Director: Rick Famuyiwa
Starring: Shameik Moore, Tony Revolori, Kiersey Clemons, Zoe Kravitz, Blake Anderson, A$AP Rocky
Dope means a lot of different things and so Rick Famuyiwa starts his film with a series of definitions of its title. Dope is an illicit drug. A dope is an idiot. Dope is slang for something cool. All of these definitions prove relevant to the funny and energetic film that will follow.
Malcolm (Shameik Moore) is a black geek with a single mother growing up in “The Bottoms” in Inglewood, surrounded by gangs and drug dealers. He is obsessed with 1990s hip hop culture, with a flat top hairstyle pulled straight from the old episodes of “Yo, MTV Raps” he watches online. With his friends Jib (Tony Revolori from The Grand Budapest Hotel) and Diggy (Kiersey Clemons) he is into “white people shit” like good grades, BMX riding and Donald Glover. The three of them are in a punk band called Awreeoh (a play on Oreo, a slang term for someone who is black on the outside and white inside).
Malcolm is very smart kid. He has college interviews coming up and has set his sights on Harvard, despite his school advisor suggesting that is somewhat of an arrogant aim for someone coming from where he is from. Somehow, Malcolm gets invited to the birthday party of local drug dealer Dom (A$AP Rocky), an event he would not have considered attending were it not that Nakia (Zoë Kravitz), a local girl who has caught his eye, would be there. When that party is broken up by a shootout with rival drug dealers Malcolm escapes to find that someone has stashed a large quantity of ecstasy in his backpack. These warring factions are then in a race to retrieve the drugs from him.

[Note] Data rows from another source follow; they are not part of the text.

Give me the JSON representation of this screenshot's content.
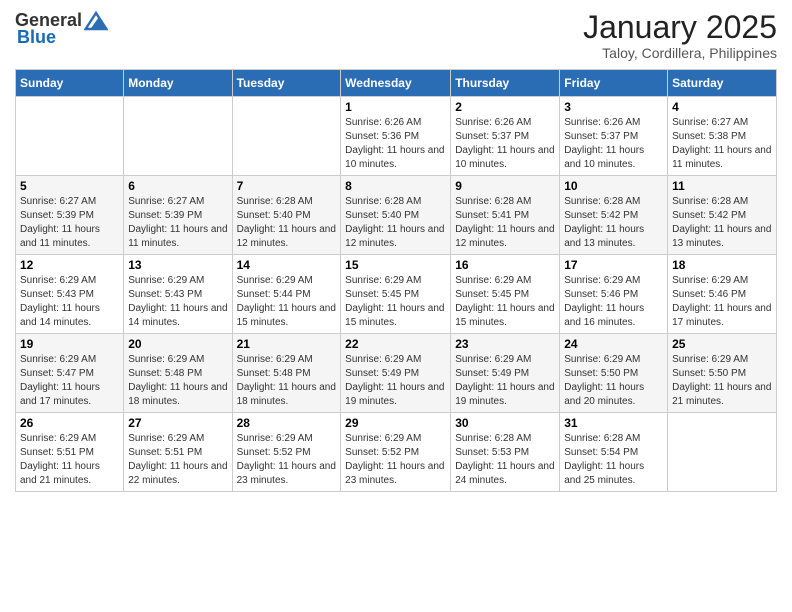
{
  "header": {
    "logo_general": "General",
    "logo_blue": "Blue",
    "month_year": "January 2025",
    "location": "Taloy, Cordillera, Philippines"
  },
  "days_of_week": [
    "Sunday",
    "Monday",
    "Tuesday",
    "Wednesday",
    "Thursday",
    "Friday",
    "Saturday"
  ],
  "weeks": [
    {
      "days": [
        {
          "num": "",
          "sunrise": "",
          "sunset": "",
          "daylight": ""
        },
        {
          "num": "",
          "sunrise": "",
          "sunset": "",
          "daylight": ""
        },
        {
          "num": "",
          "sunrise": "",
          "sunset": "",
          "daylight": ""
        },
        {
          "num": "1",
          "sunrise": "Sunrise: 6:26 AM",
          "sunset": "Sunset: 5:36 PM",
          "daylight": "Daylight: 11 hours and 10 minutes."
        },
        {
          "num": "2",
          "sunrise": "Sunrise: 6:26 AM",
          "sunset": "Sunset: 5:37 PM",
          "daylight": "Daylight: 11 hours and 10 minutes."
        },
        {
          "num": "3",
          "sunrise": "Sunrise: 6:26 AM",
          "sunset": "Sunset: 5:37 PM",
          "daylight": "Daylight: 11 hours and 10 minutes."
        },
        {
          "num": "4",
          "sunrise": "Sunrise: 6:27 AM",
          "sunset": "Sunset: 5:38 PM",
          "daylight": "Daylight: 11 hours and 11 minutes."
        }
      ]
    },
    {
      "days": [
        {
          "num": "5",
          "sunrise": "Sunrise: 6:27 AM",
          "sunset": "Sunset: 5:39 PM",
          "daylight": "Daylight: 11 hours and 11 minutes."
        },
        {
          "num": "6",
          "sunrise": "Sunrise: 6:27 AM",
          "sunset": "Sunset: 5:39 PM",
          "daylight": "Daylight: 11 hours and 11 minutes."
        },
        {
          "num": "7",
          "sunrise": "Sunrise: 6:28 AM",
          "sunset": "Sunset: 5:40 PM",
          "daylight": "Daylight: 11 hours and 12 minutes."
        },
        {
          "num": "8",
          "sunrise": "Sunrise: 6:28 AM",
          "sunset": "Sunset: 5:40 PM",
          "daylight": "Daylight: 11 hours and 12 minutes."
        },
        {
          "num": "9",
          "sunrise": "Sunrise: 6:28 AM",
          "sunset": "Sunset: 5:41 PM",
          "daylight": "Daylight: 11 hours and 12 minutes."
        },
        {
          "num": "10",
          "sunrise": "Sunrise: 6:28 AM",
          "sunset": "Sunset: 5:42 PM",
          "daylight": "Daylight: 11 hours and 13 minutes."
        },
        {
          "num": "11",
          "sunrise": "Sunrise: 6:28 AM",
          "sunset": "Sunset: 5:42 PM",
          "daylight": "Daylight: 11 hours and 13 minutes."
        }
      ]
    },
    {
      "days": [
        {
          "num": "12",
          "sunrise": "Sunrise: 6:29 AM",
          "sunset": "Sunset: 5:43 PM",
          "daylight": "Daylight: 11 hours and 14 minutes."
        },
        {
          "num": "13",
          "sunrise": "Sunrise: 6:29 AM",
          "sunset": "Sunset: 5:43 PM",
          "daylight": "Daylight: 11 hours and 14 minutes."
        },
        {
          "num": "14",
          "sunrise": "Sunrise: 6:29 AM",
          "sunset": "Sunset: 5:44 PM",
          "daylight": "Daylight: 11 hours and 15 minutes."
        },
        {
          "num": "15",
          "sunrise": "Sunrise: 6:29 AM",
          "sunset": "Sunset: 5:45 PM",
          "daylight": "Daylight: 11 hours and 15 minutes."
        },
        {
          "num": "16",
          "sunrise": "Sunrise: 6:29 AM",
          "sunset": "Sunset: 5:45 PM",
          "daylight": "Daylight: 11 hours and 15 minutes."
        },
        {
          "num": "17",
          "sunrise": "Sunrise: 6:29 AM",
          "sunset": "Sunset: 5:46 PM",
          "daylight": "Daylight: 11 hours and 16 minutes."
        },
        {
          "num": "18",
          "sunrise": "Sunrise: 6:29 AM",
          "sunset": "Sunset: 5:46 PM",
          "daylight": "Daylight: 11 hours and 17 minutes."
        }
      ]
    },
    {
      "days": [
        {
          "num": "19",
          "sunrise": "Sunrise: 6:29 AM",
          "sunset": "Sunset: 5:47 PM",
          "daylight": "Daylight: 11 hours and 17 minutes."
        },
        {
          "num": "20",
          "sunrise": "Sunrise: 6:29 AM",
          "sunset": "Sunset: 5:48 PM",
          "daylight": "Daylight: 11 hours and 18 minutes."
        },
        {
          "num": "21",
          "sunrise": "Sunrise: 6:29 AM",
          "sunset": "Sunset: 5:48 PM",
          "daylight": "Daylight: 11 hours and 18 minutes."
        },
        {
          "num": "22",
          "sunrise": "Sunrise: 6:29 AM",
          "sunset": "Sunset: 5:49 PM",
          "daylight": "Daylight: 11 hours and 19 minutes."
        },
        {
          "num": "23",
          "sunrise": "Sunrise: 6:29 AM",
          "sunset": "Sunset: 5:49 PM",
          "daylight": "Daylight: 11 hours and 19 minutes."
        },
        {
          "num": "24",
          "sunrise": "Sunrise: 6:29 AM",
          "sunset": "Sunset: 5:50 PM",
          "daylight": "Daylight: 11 hours and 20 minutes."
        },
        {
          "num": "25",
          "sunrise": "Sunrise: 6:29 AM",
          "sunset": "Sunset: 5:50 PM",
          "daylight": "Daylight: 11 hours and 21 minutes."
        }
      ]
    },
    {
      "days": [
        {
          "num": "26",
          "sunrise": "Sunrise: 6:29 AM",
          "sunset": "Sunset: 5:51 PM",
          "daylight": "Daylight: 11 hours and 21 minutes."
        },
        {
          "num": "27",
          "sunrise": "Sunrise: 6:29 AM",
          "sunset": "Sunset: 5:51 PM",
          "daylight": "Daylight: 11 hours and 22 minutes."
        },
        {
          "num": "28",
          "sunrise": "Sunrise: 6:29 AM",
          "sunset": "Sunset: 5:52 PM",
          "daylight": "Daylight: 11 hours and 23 minutes."
        },
        {
          "num": "29",
          "sunrise": "Sunrise: 6:29 AM",
          "sunset": "Sunset: 5:52 PM",
          "daylight": "Daylight: 11 hours and 23 minutes."
        },
        {
          "num": "30",
          "sunrise": "Sunrise: 6:28 AM",
          "sunset": "Sunset: 5:53 PM",
          "daylight": "Daylight: 11 hours and 24 minutes."
        },
        {
          "num": "31",
          "sunrise": "Sunrise: 6:28 AM",
          "sunset": "Sunset: 5:54 PM",
          "daylight": "Daylight: 11 hours and 25 minutes."
        },
        {
          "num": "",
          "sunrise": "",
          "sunset": "",
          "daylight": ""
        }
      ]
    }
  ]
}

Dope feels like a nineties teen coming-of-age comedy with a difference. Still a comic tale of a young man trying to find his voice, the difference comes from his circumstances. Malcolm is growing up in Inglewood and because of that he is not going to have the same story as a high school kid in a John Hughes movie. As Malcolm explains, life is “a daily navigation between bad and worse options.” Where he comes from missteps can have very serious consequences. On multiple occasions Famuyiwa shows us how quickly situations can escalate into violence and danger.
Dope explores themes of appearance, of perception and reality. In one scene Malcolm is presented with two crocodile skin bags, one real and one fake, and asked to pick the real one. The dealer tells him it actually doesn’t matter which is real and which is fake, because people’s assumptions will be guided by who is carrying it. If a rich, white girl carries it, everyone assumes that it is real. If someone like Malcolm carries it, everyone assumes that it is fake. Famuyiwa uses this theme to engage with the idea of race and the assumptions and perceptions that come with it. This is seen in the way Malcolm and his friends are carefully crafting their image, and the sense of irony in their relationship to their blackness. It is evident in the way people’s expectations of Malcolm seem influenced more by his appearance and background than by his academic brilliance. Towards the end of the film Malcolm delivers a really interesting monologue, in the form of his personal essay for his college application, which comments on race, appearance and expectation: “So why do I want to go to Harvard? If I was white would you even have to ask that question?”
At times Dope struggles to find balance between quite distinct tones: high school comedy, crime caper and ‘hood drama. For much of its runtime Famuyiwa is shooting for quirky funny, but at points things get quite sad. Malcolm is a brilliant kid born into a disadvantaged situation and you can see the way that circumstance seems to be conspiring to prevent him from meeting his potential.
Dope has some reasonable muscle behind it. Forest Whitaker, who starred in Famuyiwa’s previous film, Our Family Wedding, acts as producer and narrator, while Sean “P-Diddy” Combs and Pharrell Williams are among the film’s executive producers. Pharrell Williams also wrote the songs Awreeoh performs in the film which gives the songs some real punch, but does make it difficult to believe they are the products of a high school trio – at least of a high school trio for whom this band is only a side endeavour.
Dope has a playful energy, some strong ideas, and though it stumbles a little in trying to stick the landing, Famuyiwa’s film offers an interesting, alternative voice to what we hear from mainstream Hollywood.